Glazed Protein Donuts

 We all love a good donut, and these low-carb glazed, protein donuts are a personal favorite of mine. The soft almost bread like texture of this classic donut recipe, paired with a simple vanilla glaze is guaranteed to leave your tastebuds wanting more than just one.
5 from 3 votes
Prep Time 25 minutes
Cook Time 20 minutes
Servings 12 Donuts

Ingredients
  

  • 4 Large Eggs
  • 1/4 Cup Water
  • 1/4 Cup Heavy Whipping Cream
  • 1 Teaspoons Vanilla Extract
  • 1/2 Cup Vanilla Mölk
  • 1 1/2 Cups Blanched Almond Flour
  • 1/2 Cup Monkfruit/Erythritol Blend
  • 2 Teaspoons Baking Powder
  • 1/4 Tsp Salt

For the Glaze

  • 1/2 Cup Powdered Erythritol Sweetener Or your favorite powdered sweetener
  • 1/4 Cup Heavy Whipping Cream
  • 1 Teaspoon Vanilla Extract
  • 1 Teaspoon Sugar Free Maple Syrup

Instructions
 

  • Preheat the oven to 325 F and heavily grease one 12 cavity donut pan.
  • In a medium-sized mixing bowl mix together the protein powder, almond flour, sweetener, baking powder, and salt until evenly combined.
  • Next, add the cream, eggs, vanilla, and water and mix again until well combined.
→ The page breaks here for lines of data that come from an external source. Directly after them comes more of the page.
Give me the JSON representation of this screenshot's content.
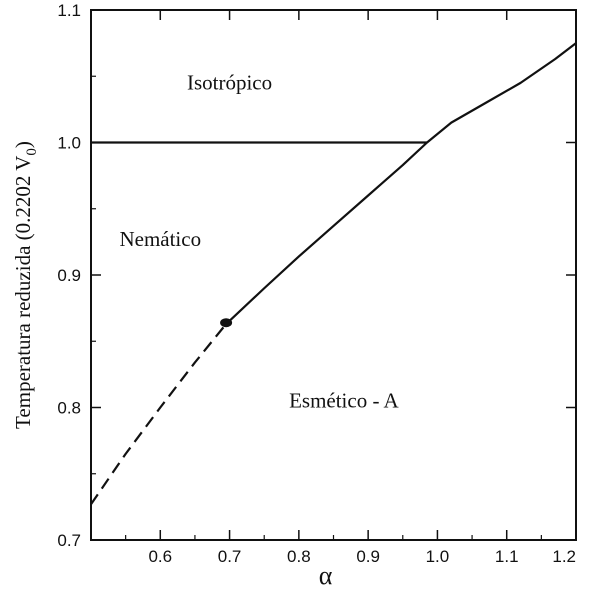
{
  "chart_data": {
    "type": "line",
    "title": "",
    "xlabel": "α",
    "ylabel": "Temperatura reduzida (0.2202 V",
    "ylabel_subscript": "0",
    "ylabel_close": ")",
    "xlim": [
      0.5,
      1.2
    ],
    "ylim": [
      0.7,
      1.1
    ],
    "x_ticks": [
      0.6,
      0.7,
      0.8,
      0.9,
      1.0,
      1.1,
      1.2
    ],
    "x_tick_labels": [
      "0.6",
      "0.7",
      "0.8",
      "0.9",
      "1.0",
      "1.1",
      "1.2"
    ],
    "y_ticks": [
      0.7,
      0.8,
      0.9,
      1.0,
      1.1
    ],
    "y_tick_labels": [
      "0.7",
      "0.8",
      "0.9",
      "1.0",
      "1.1"
    ],
    "grid": false,
    "series": [
      {
        "style": "solid",
        "x": [
          0.5,
          0.985
        ],
        "y": [
          1.0,
          1.0
        ]
      },
      {
        "style": "solid",
        "x": [
          0.695,
          0.75,
          0.8,
          0.85,
          0.9,
          0.95,
          0.985,
          1.02,
          1.07,
          1.12,
          1.17,
          1.2
        ],
        "y": [
          0.863,
          0.89,
          0.914,
          0.937,
          0.96,
          0.983,
          1.0,
          1.015,
          1.03,
          1.045,
          1.063,
          1.075
        ]
      },
      {
        "style": "dashed",
        "x": [
          0.5,
          0.55,
          0.6,
          0.65,
          0.695
        ],
        "y": [
          0.727,
          0.765,
          0.8,
          0.834,
          0.863
        ]
      }
    ],
    "points": [
      {
        "x": 0.695,
        "y": 0.864
      }
    ],
    "annotations": [
      {
        "text": "Isotrópico",
        "x": 0.7,
        "y": 1.04
      },
      {
        "text": "Nemático",
        "x": 0.6,
        "y": 0.922
      },
      {
        "text": "Esmético - A",
        "x": 0.865,
        "y": 0.8
      }
    ]
  }
}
Whip the batter for a couple of minutes, by hand or with mix well with a stand mixer, until you have a smooth slightly airy batter.
  • Spoon or pour the batter into the prepared pan, filling each cavity about two-thirds full. Bake for 18-24 minutes or until set and firm to the touch. Remove from the oven and let them cool completely before turning them out on a wire rack.

To Make the Glaze

  • While the donuts are cooling whisk together your sweetener, cream, vanilla, and syrup until smooth.
    (If your glaze is too thick add more cream a teaspoon at a time, until the desired consistency has been achieved)
  • Dip the tops of each donut into the glaze and place on a wire rack until set.